Herbal Sun Teas and Other Fun Summer Drinks


fresh teas warming in the sun

Summer is my favorite time of year for many reasons.  Maybe it’s the warmth of the sun that seems to fill me and everything around me with a feeling of goodness and plenty, relaxation and sharing.  It’s the warmth of the sun that lets me shed the restrictive layers of winter clothes that leave me hidden inside much of the year, and allows me to walk the ground barefoot and connected to the earth.

In childhood, the first few weeks of June were always an anxious wait for the freedom of summer, counting down the moments to the last school bell of the year.  Summer was a time for fun, and family, and vacations and hobbies.  I don’t think I’ve ever forgotten that feeling.

lovely lavender, a sure sign of summer

In celebration of my favorite time of the year, the sun, and the warmth it brings, I give you some of my favorite recipes for herbal sun teas.  These teas, delicious and cooling on a hot summer day, are just the beginning of what you might accomplish. Anyone with a garden, or even fresh bought herbs from the farmer’s market or grocery store, can experiment and come up with many tasty varieties far beyond what I offer here.  You will need a glass sun tea jar.  I got mine at the local hardware store in Albuquerque for a good price.

The premise is simple.  Add fresh herbs (or citrus) to water. Let sit in the sun for an afternoon, then let it cool overnight in the fridge.  Voila! Sun tea.  Many herb teas taste great on their own, but if you want to add a sweetener, I recommend raw honey.  To name a few benefits- it’s full of vitamins & minerals, it’s antibacterial, antiviral, antifungal, and it even heals burns. Also try to buy organic, because pesticides will show up in the pollen that makes honey.

Maybe you don’t want to wait a whole afternoon for your happy summer drink.  Okay, well then, you can take the sun out of sun tea.  Simply pour boiling water into the jar over your fresh herbs.  Let it steep for half an hour or more.  Then pour your tea into a cup. If you are using raw honey, be sure to add it at this step. (Making raw honey too hot destroys many of its healthy properties.)  Add your ice cubes and you’re all set.

Now, if you’re like me, and want to infuse your tea with all the goodness of the sun the old-fashioned way, the recipes are below.


fresh mint from the garden

First on the list is Mint Tea. As mentioned before, it could not be simpler:

1 cup loosely packed mint leaves.


My first few undertakings of this tea were rather mild, too mild.  The problem was solved by my clever sweetheart, who decided one day to crush the mint leaves.  Problem solved.  So.

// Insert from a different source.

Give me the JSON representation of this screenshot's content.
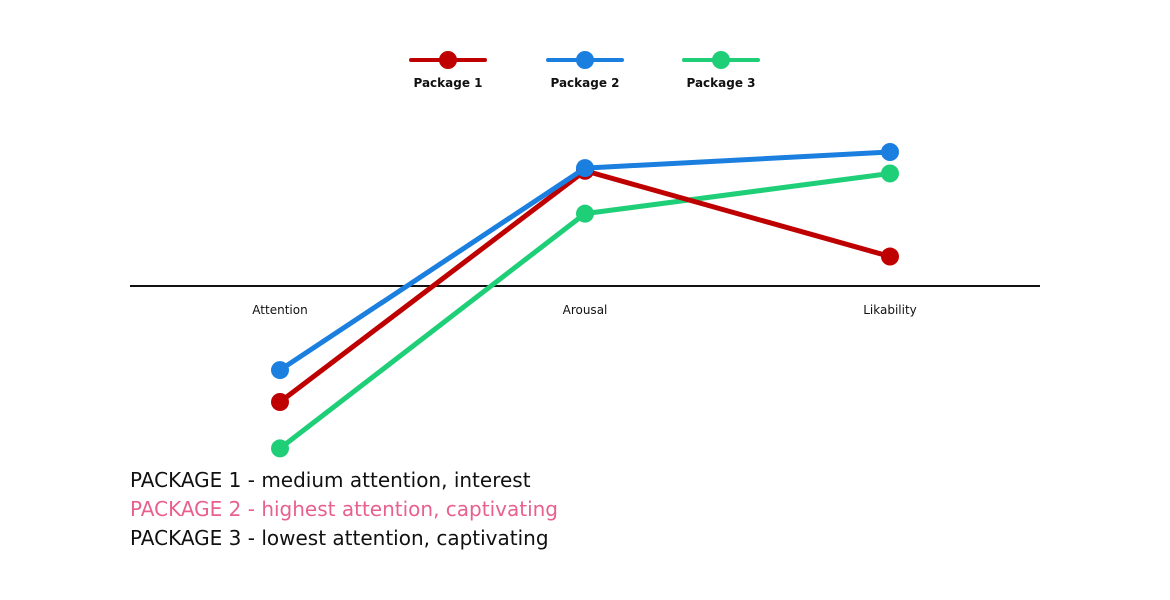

crush leaves just a little

Crush mint leaves in your hand- not too much, you still want them to look pretty, but enough to let some of the plant’s oils into the water.   Add them to your sun tea jar and fill it with water.  Let sit in the sun on a hot sunny afternoon.   Later in the evening put it in the fridge to cool & by the next morning you will have a nice, cooling, refreshing mint water.

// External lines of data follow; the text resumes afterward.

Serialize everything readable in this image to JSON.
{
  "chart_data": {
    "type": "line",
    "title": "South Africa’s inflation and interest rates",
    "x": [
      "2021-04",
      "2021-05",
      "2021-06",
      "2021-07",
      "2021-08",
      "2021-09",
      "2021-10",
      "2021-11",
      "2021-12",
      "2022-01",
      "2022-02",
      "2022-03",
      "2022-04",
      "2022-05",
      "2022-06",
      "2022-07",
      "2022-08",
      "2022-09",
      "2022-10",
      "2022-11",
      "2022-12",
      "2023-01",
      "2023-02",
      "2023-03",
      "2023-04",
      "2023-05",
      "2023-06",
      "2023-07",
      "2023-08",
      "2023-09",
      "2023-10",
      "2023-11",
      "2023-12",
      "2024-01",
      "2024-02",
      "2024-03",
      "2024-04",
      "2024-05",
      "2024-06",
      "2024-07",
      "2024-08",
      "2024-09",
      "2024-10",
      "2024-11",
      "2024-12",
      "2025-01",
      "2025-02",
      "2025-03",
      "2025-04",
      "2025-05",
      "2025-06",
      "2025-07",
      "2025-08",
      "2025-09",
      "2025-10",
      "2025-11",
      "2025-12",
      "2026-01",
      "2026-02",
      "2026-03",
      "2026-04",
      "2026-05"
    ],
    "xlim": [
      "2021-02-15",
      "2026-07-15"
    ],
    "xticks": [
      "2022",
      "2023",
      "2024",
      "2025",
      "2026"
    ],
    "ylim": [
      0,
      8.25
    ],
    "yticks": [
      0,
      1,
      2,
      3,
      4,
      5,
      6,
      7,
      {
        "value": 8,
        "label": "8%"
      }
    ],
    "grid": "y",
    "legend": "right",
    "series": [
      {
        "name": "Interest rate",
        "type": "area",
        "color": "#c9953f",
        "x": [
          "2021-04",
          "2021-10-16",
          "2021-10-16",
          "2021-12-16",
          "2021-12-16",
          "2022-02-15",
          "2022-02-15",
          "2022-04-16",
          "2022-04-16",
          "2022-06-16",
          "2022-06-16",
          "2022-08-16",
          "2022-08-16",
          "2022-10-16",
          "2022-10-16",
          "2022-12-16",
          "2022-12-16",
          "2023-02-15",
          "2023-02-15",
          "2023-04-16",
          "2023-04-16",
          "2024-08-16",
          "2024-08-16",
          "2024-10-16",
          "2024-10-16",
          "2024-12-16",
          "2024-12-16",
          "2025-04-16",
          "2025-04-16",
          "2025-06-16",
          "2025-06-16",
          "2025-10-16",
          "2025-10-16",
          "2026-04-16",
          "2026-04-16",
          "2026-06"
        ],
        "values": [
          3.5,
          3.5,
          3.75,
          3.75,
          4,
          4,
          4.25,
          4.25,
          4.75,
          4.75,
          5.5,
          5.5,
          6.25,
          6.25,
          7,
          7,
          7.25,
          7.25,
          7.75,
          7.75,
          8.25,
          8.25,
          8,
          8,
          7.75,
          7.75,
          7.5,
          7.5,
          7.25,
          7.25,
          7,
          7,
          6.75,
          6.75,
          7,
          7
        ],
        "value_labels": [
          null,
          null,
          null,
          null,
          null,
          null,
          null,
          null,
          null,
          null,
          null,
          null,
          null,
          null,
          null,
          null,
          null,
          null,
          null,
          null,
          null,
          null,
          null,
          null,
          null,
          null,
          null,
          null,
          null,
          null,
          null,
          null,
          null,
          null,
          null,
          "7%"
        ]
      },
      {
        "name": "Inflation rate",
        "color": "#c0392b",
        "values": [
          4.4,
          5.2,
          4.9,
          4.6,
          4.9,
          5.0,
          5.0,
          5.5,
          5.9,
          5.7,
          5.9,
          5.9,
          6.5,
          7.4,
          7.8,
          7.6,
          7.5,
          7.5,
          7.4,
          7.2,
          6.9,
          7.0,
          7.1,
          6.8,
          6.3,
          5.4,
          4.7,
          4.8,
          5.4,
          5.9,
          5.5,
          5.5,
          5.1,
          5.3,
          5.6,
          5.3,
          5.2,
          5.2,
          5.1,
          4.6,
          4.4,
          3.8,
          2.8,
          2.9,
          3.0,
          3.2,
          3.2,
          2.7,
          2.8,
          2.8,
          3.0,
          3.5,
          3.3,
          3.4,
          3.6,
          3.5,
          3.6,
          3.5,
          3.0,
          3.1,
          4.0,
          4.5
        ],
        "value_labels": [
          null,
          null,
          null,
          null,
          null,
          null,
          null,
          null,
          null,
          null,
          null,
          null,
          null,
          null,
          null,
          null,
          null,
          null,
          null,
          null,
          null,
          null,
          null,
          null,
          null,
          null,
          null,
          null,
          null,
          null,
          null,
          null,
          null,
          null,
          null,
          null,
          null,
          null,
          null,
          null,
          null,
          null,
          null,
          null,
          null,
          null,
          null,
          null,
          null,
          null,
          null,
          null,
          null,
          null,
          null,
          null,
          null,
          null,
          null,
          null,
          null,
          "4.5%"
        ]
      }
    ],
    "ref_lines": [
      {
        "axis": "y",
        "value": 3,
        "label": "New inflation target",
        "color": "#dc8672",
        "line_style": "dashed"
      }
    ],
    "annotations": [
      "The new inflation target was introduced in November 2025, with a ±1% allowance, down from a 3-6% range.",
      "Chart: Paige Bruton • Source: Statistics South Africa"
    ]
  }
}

I imagine this recipe would be really good with many other herbs: lemon balm, lavender, rosemary, sage, raspberry leaves, a combination of herbs.  Experiment and see!


scented geranium- someone told me this makes good tea, haven’t yet tried it!

fresh sliced lemons waiting for the sun

Next we’ll try something that is probably not technically a tea, but is still warmed by the sun.  This recipe was inspired by my yearly summer vacations at the beach in my childhood, and a treat my family and I used to share on the boardwalk in Ocean City, New Jersey.  We always stopped to get fresh lemonade. I don’t remember the vendor, but I sure remember the drink.  Lemon slices would float through chilled water, as we would slurp sweet sugar granules up through our straw.  Delicious.  In honor of that lemonade, I bring you a healthier version that still manages to capture the yummy goodness of my memories.




3 Lemons (or more for stronger taste)


Organic Raw Honey (Local if possible)- Approximately 1/4 cup- more or less to taste.

Cut one of the lemons in half & squeeze the juice from both sides into the glass pitcher. Slice the remaining two lemons and put the slices in the pitcher, too.  Fill with water and put in the sun for the afternoon. In the evening when you bring the sun tea back inside, you can add the honey.  The warm temperature of the water will help the honey dissolve but it won’t be too hot.  Put in the fridge overnight.  Enjoy lemonade in the morning.

Okay, my last recipe isn’t exactly a sun tea, but it’s such a delicious summer drink and family favorite, that I had to include it anyway.


fresh basil from the garden

Watermelon Basil

1 watermelon

1 cup fresh basil (more or less to taste)

1 cup ice

1 Tablespoon raw honey (more or less to taste)

Combine all the ingredients in the food processor and process till you have a thick, delicious shake.  Yum! The perfect refreshment on a hot day.

These recipes make great drinks for my significant other’s lunches.  I pour them into a re-used glass kombucha bottle and add a sprig of mint or slice of lemon for effect and flavor.  He loves it!

Do you have any favorite summer drink recipes?